Nico se estremeció. Los dos meses y pico que había convivido con el Tano le habían bastado para sospechar su secreto.
      Esa noche, el Tano no pronunció palabra alguna, ni surgió ningún hilo de conversación tendido por Nico. Sólo cenaban, el único ruido, el entrechocar de tenedor y cuchillo. Conservas, dos latas de Coca para tomar, las últimas.
      Cuando el Tano le puso la mano en el hombro, Nico sintió un escalofrío en la nuca. Había sido la noche más larga de su vida. Acostado junto al Tano, no pudo conciliar el sueño. Quiso una y cien veces convencerse de que él seguía siendo hombre. Otras tantas de que todo había sido un sueño o producto de una indigestión. Siguió sin poder dormir. Continuó mirando el techo, lejano, oscuro, con un cigarrillo entre los dedos, intentando no pensar. Lloró, lloró por este nuevo mundo que tenía por delante. Lloró por el pasado. Tanta ley, tanto pensamiento, todo enterrado por el día Rojo.
      Marisol apagó la "ducha". El agua corriente era cosa del pasado. La "ducha", el bidón con agua y embudo en su boca. Agua. Habían llegado los tres a la conclusión de que el agua se les acabaría.

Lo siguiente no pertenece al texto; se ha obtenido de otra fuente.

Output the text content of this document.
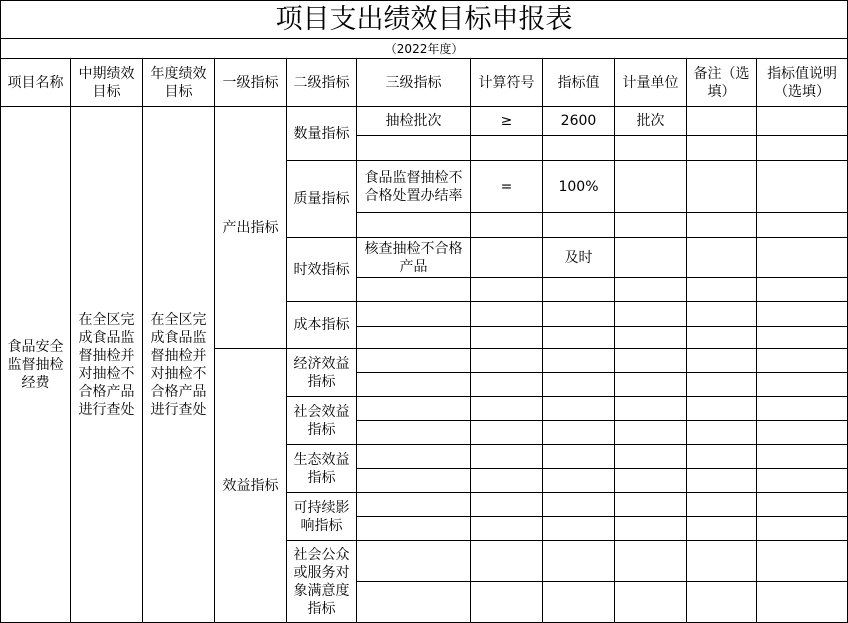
项目支出绩效目标申报表										
（2022年度）										
项目名称	中期绩效目标	年度绩效目标	一级指标	二级指标	三级指标	计算符号	指标值	计量单位	备注（选填）	指标值说明（选填）
食品安全监督抽检经费	在全区完成食品监督抽检并对抽检不合格产品进行查处	在全区完成食品监督抽检并对抽检不合格产品进行查处	产出指标	数量指标	抽检批次	≥	2600	批次		

				质量指标	食品监督抽检不合格处置办结率	=	100%			

				时效指标	核查抽检不合格产品		及时			

				成本指标						

			效益指标	经济效益指标						

				社会效益指标						

				生态效益指标						

				可持续影响指标						

				社会公众或服务对象满意度指标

Racionándola o no. Muerte en otoño o en el fin del verano. ¿Qué más da?
      Dejó el bidón medio vacío junto a la bañera. El bidón llenado con agua radioactiva. Veneno residual.
      "Bruce y su banda de la calle E". Uno de los pocos casetes que no lo cansaban. Así y todo debía ser la vigésima vez que lo pasaba en el doble casetera en lo que iba de la semana. Tomó entre los dedos la birome azul que usaba el Tano para escribir un compendio de estupideces. En Navidad se le habían acabado los Marlboro. La birome no se fumaba, pero mantenía sus dedos nerviosos con algo para entretenerse.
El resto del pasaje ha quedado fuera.